In church matters, the Amish had practices, such as strict shunning, that the rest of society did not understand. This made them outsiders. On the other hand, they tried to have good relationships with their neighbours. Sometimes one partner would join the Amish while the other would remain a state church adherent. As a result, the relationship of the Amish towards mainstream society became ambiguous.
Some Amish families moved further to the Netherlands, North America, and Eastern Europe because of persecution and international diplomacy. In 1711, the Swiss Bernese government shipped four boats of Amish to the Netherlands. The Mennonites nearly refused to ride on the same ship, and the few that did eventually travelled south to the Palatinate.

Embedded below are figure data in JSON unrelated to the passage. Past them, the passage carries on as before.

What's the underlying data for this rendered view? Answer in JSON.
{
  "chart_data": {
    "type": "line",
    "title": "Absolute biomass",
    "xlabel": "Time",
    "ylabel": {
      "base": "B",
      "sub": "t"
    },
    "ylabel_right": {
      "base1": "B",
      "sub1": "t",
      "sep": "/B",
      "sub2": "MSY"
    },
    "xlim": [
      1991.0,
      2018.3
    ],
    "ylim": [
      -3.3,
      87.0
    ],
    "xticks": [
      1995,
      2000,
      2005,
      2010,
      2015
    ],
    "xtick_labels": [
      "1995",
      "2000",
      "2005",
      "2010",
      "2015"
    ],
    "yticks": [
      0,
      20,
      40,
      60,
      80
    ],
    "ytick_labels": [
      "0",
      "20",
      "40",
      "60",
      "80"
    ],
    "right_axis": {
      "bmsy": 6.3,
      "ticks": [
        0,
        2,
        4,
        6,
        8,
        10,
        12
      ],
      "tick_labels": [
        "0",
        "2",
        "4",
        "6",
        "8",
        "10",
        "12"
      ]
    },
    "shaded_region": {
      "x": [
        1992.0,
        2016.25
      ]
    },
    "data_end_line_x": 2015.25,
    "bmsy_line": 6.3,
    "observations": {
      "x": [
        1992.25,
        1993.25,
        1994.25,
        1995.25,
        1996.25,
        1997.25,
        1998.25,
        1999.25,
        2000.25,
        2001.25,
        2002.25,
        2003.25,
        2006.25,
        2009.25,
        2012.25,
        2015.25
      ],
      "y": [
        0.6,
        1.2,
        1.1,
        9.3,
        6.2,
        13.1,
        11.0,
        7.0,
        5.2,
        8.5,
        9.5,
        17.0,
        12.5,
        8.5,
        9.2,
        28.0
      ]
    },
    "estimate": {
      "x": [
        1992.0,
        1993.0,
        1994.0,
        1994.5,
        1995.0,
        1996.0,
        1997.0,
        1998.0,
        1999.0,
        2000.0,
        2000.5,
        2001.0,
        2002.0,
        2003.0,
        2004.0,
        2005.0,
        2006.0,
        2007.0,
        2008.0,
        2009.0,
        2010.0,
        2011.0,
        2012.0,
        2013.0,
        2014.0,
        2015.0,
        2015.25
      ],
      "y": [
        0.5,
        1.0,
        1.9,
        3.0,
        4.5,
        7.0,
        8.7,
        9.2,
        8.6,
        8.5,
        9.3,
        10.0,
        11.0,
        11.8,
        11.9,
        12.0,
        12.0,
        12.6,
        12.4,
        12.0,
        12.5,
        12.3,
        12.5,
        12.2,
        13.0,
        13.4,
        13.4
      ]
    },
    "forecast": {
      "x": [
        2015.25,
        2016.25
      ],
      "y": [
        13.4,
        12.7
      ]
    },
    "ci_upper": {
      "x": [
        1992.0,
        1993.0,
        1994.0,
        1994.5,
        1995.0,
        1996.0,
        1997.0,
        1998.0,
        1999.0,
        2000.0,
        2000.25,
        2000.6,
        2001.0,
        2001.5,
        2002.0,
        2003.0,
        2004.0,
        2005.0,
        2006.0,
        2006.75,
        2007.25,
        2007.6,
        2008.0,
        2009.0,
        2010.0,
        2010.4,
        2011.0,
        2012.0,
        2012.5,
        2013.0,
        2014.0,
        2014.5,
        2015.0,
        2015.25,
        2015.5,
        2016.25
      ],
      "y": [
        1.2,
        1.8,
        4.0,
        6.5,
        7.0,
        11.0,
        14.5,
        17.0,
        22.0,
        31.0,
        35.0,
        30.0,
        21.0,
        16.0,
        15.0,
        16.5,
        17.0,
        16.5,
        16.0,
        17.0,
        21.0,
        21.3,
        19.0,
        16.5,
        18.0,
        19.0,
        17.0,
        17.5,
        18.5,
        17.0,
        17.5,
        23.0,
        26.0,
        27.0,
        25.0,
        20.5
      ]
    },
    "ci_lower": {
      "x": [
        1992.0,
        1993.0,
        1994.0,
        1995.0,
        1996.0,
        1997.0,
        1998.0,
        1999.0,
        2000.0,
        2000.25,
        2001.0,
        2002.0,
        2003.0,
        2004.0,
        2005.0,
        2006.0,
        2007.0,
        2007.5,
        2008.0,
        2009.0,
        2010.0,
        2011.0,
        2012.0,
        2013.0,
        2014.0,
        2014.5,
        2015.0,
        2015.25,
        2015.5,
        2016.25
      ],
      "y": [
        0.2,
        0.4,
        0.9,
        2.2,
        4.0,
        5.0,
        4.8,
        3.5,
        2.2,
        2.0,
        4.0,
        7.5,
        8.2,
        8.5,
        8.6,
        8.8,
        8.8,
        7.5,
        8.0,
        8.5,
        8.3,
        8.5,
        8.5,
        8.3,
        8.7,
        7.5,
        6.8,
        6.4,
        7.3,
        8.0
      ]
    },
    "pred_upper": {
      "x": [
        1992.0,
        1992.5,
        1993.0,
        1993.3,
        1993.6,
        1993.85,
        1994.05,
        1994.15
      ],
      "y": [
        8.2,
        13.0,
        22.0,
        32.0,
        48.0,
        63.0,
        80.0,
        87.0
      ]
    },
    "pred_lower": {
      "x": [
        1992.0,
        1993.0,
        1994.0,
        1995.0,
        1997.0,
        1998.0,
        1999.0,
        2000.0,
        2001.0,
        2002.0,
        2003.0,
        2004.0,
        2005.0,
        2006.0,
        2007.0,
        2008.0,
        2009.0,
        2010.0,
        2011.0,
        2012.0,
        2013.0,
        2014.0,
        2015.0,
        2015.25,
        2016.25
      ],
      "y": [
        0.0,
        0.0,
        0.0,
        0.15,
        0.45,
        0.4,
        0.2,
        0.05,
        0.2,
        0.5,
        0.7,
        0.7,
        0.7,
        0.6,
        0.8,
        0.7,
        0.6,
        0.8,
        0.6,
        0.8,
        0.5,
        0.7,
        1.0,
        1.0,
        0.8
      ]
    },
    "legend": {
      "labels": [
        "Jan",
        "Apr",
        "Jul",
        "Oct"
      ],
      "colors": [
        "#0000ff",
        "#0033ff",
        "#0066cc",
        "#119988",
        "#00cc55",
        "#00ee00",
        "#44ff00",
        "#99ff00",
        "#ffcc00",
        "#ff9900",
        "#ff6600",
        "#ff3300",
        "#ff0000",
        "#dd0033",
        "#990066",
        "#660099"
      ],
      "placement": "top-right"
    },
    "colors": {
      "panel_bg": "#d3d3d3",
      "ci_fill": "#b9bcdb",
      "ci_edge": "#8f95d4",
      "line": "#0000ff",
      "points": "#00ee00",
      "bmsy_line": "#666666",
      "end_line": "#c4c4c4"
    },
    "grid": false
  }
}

Already, a decade before the division, a Mennonite couple had migrated to Germantown, Pennsylvania. In the following decades, many accepted the invitation of William Penn, a Quaker from England, to come to his colony for religious freedom. The Quakers themselves were also a persecuted minority. It is unclear when the first Amish left for “the new world.” The first significant emigration was in 1737 when 21 Amish families sailed for Pennsylvania on ‘the Charming Nancy.’ Within about three decades, approximately 100 households followed. Others moved east towards Galicia (now southern Poland) and Volhynia (today part of Ukraine).
Several meetings about church discipline were held in the 18th century—the last one in 1779 in Essingen, at the home of the respected elder Hans Nafziger. The confession of faith printed in the Martyrs Mirror was confirmed, and guidelines for clothing (no fancy clothes or stylish grooming) and economically caring for each other were outlined. Many Amish who migrated took the Essingen discipline with them, thereby shaping Amish identity. Even though scattered over continents, the Amish remained united.
Migration to the New World
Crossing the Atlantic to North America was not easy in those days. Storms and disease regularly caused delay and death. Small children and older adults often died during the long journey which could take 60 to 90 days.
About 70,000 German-speaking Europeans came through the port of Philadelphia decades before the American Revolution; the Amish being one small part of this group which mainly consisted of Lutherans and Reformers. English speaking people quickly named them the “Pennsylvania Dutch” (a incorrect translation of “Deutsch” – German). The dialect they soon developed was named this way as well.
The first identifiable Amish settlement was in what later would be central Berks County, Pennsylvania. In the 18th century, other settlements were developing in Lancaster County, Mifflin County, Chester County, Somerset County and what would later become Lebanon County.
For the most part, the Amish did not live close to the Mennonites and held “very fast to the outward and ancient institutions,” according to a letter written to someone in the Netherlands. Their main occupation was farming, with some being millers or tanners. Life wasn’t easy for these first settlers, but the Amish relied on mutual aid and built strong communities.